05 August 2011 - 09:55 By Harriet Mclea
Dr Aaron Motsoaledi
Dr Aaron Motsoaledi
Image: KEVIN SUTHERLAND 09/06/2009

Health Minister Aaron Motsoaledi will retrench unqualified hospital CEOs, whom he blames for many of the problems with public healthcare.

Speaking yesterday after a National Health Council meeting in Pretoria, Motsoaledi said he would be calling all CEOs.

He did not give details of the managers likely to be asked to leave, but hinted that the vacant positions would be advertised in newspapers.

He said "appropriately qualified and competent managers" with medical experience would replace CEOs with only clerical experience.

New regulations stipulate that no hospital is to be managed by anyone with less than a level 12 qualification and no central hospital is to be managed by someone at a level below 15.

"In some instances you find that a hospital is managed by a person who is, in fact, at a clerical level," Motsoaledi said.

"If we have to successfully implement the national health insurance (NHI) and provide good-quality services, we need to correct these anomalies."

Motsoaledi announced that the long-awaited NHI policy document would be released next week.

He also pointed to the discrepancies in the size and staffing of hospitals.

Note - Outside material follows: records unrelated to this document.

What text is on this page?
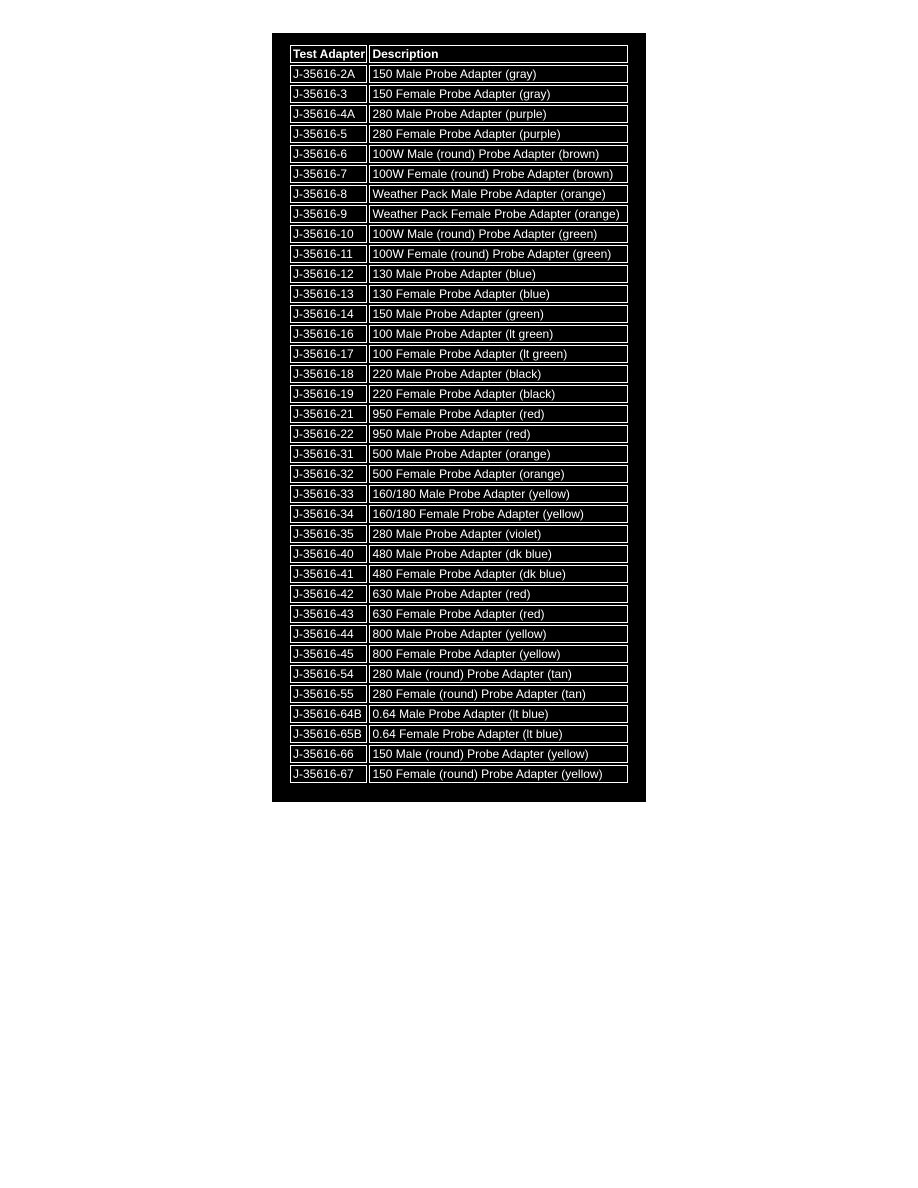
Test Adapter	Description
J-35616-2A	150 Male Probe Adapter (gray)
J-35616-3	150 Female Probe Adapter (gray)
J-35616-4A	280 Male Probe Adapter (purple)
J-35616-5	280 Female Probe Adapter (purple)
J-35616-6	100W Male (round) Probe Adapter (brown)
J-35616-7	100W Female (round) Probe Adapter (brown)
J-35616-8	Weather Pack Male Probe Adapter (orange)
J-35616-9	Weather Pack Female Probe Adapter (orange)
J-35616-10	100W Male (round) Probe Adapter (green)
J-35616-11	100W Female (round) Probe Adapter (green)
J-35616-12	130 Male Probe Adapter (blue)
J-35616-13	130 Female Probe Adapter (blue)
J-35616-14	150 Male Probe Adapter (green)
J-35616-16	100 Male Probe Adapter (lt green)
J-35616-17	100 Female Probe Adapter (lt green)
J-35616-18	220 Male Probe Adapter (black)
J-35616-19	220 Female Probe Adapter (black)
J-35616-21	950 Female Probe Adapter (red)
J-35616-22	950 Male Probe Adapter (red)
J-35616-31	500 Male Probe Adapter (orange)
J-35616-32	500 Female Probe Adapter (orange)
J-35616-33	160/180 Male Probe Adapter (yellow)
J-35616-34	160/180 Female Probe Adapter (yellow)
J-35616-35	280 Male Probe Adapter (violet)
J-35616-40	480 Male Probe Adapter (dk blue)
J-35616-41	480 Female Probe Adapter (dk blue)
J-35616-42	630 Male Probe Adapter (red)
J-35616-43	630 Female Probe Adapter (red)
J-35616-44	800 Male Probe Adapter (yellow)
J-35616-45	800 Female Probe Adapter (yellow)
J-35616-54	280 Male (round) Probe Adapter (tan)
J-35616-55	280 Female (round) Probe Adapter (tan)
J-35616-64B	0.64 Male Probe Adapter (lt blue)
J-35616-65B	0.64 Female Probe Adapter (lt blue)
J-35616-66	150 Male (round) Probe Adapter (yellow)
J-35616-67	150 Female (round) Probe Adapter (yellow)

Singling out Chris Hani Baragwanath Hospital in Soweto - which has 2888 beds and 850 doctors - Motsoaledi said "the whole of the North West province doesn't have 850 doctors, and Mpumalanga has only 400".

He said: "It is an impossible task for managers'' at the hospital [Baragwanath], which has 400 buildings, 1200 people in the pharmacy, 500 at the out-patient unit, and 300 admitted to casualty every day.

His department would begin advertising posts for anaesthetists, family physicians, nurses, obstetricians, midwives, paediatricians and paediatric nurses, who would make up specialist task teams responsible for healthcare in each of the country's 57 districts.

Motsoaledi said it was true that South Africa has a "very serious shortage" of professionals for these skilled positions, but he was confident positions would be filled.

If necessary, medical schools would release lecturers. Private doctors, he said, if they were "altruistic" enough to leave their practice for one year were welcome. Failing that Motsoaledi said he would "go around the world for help".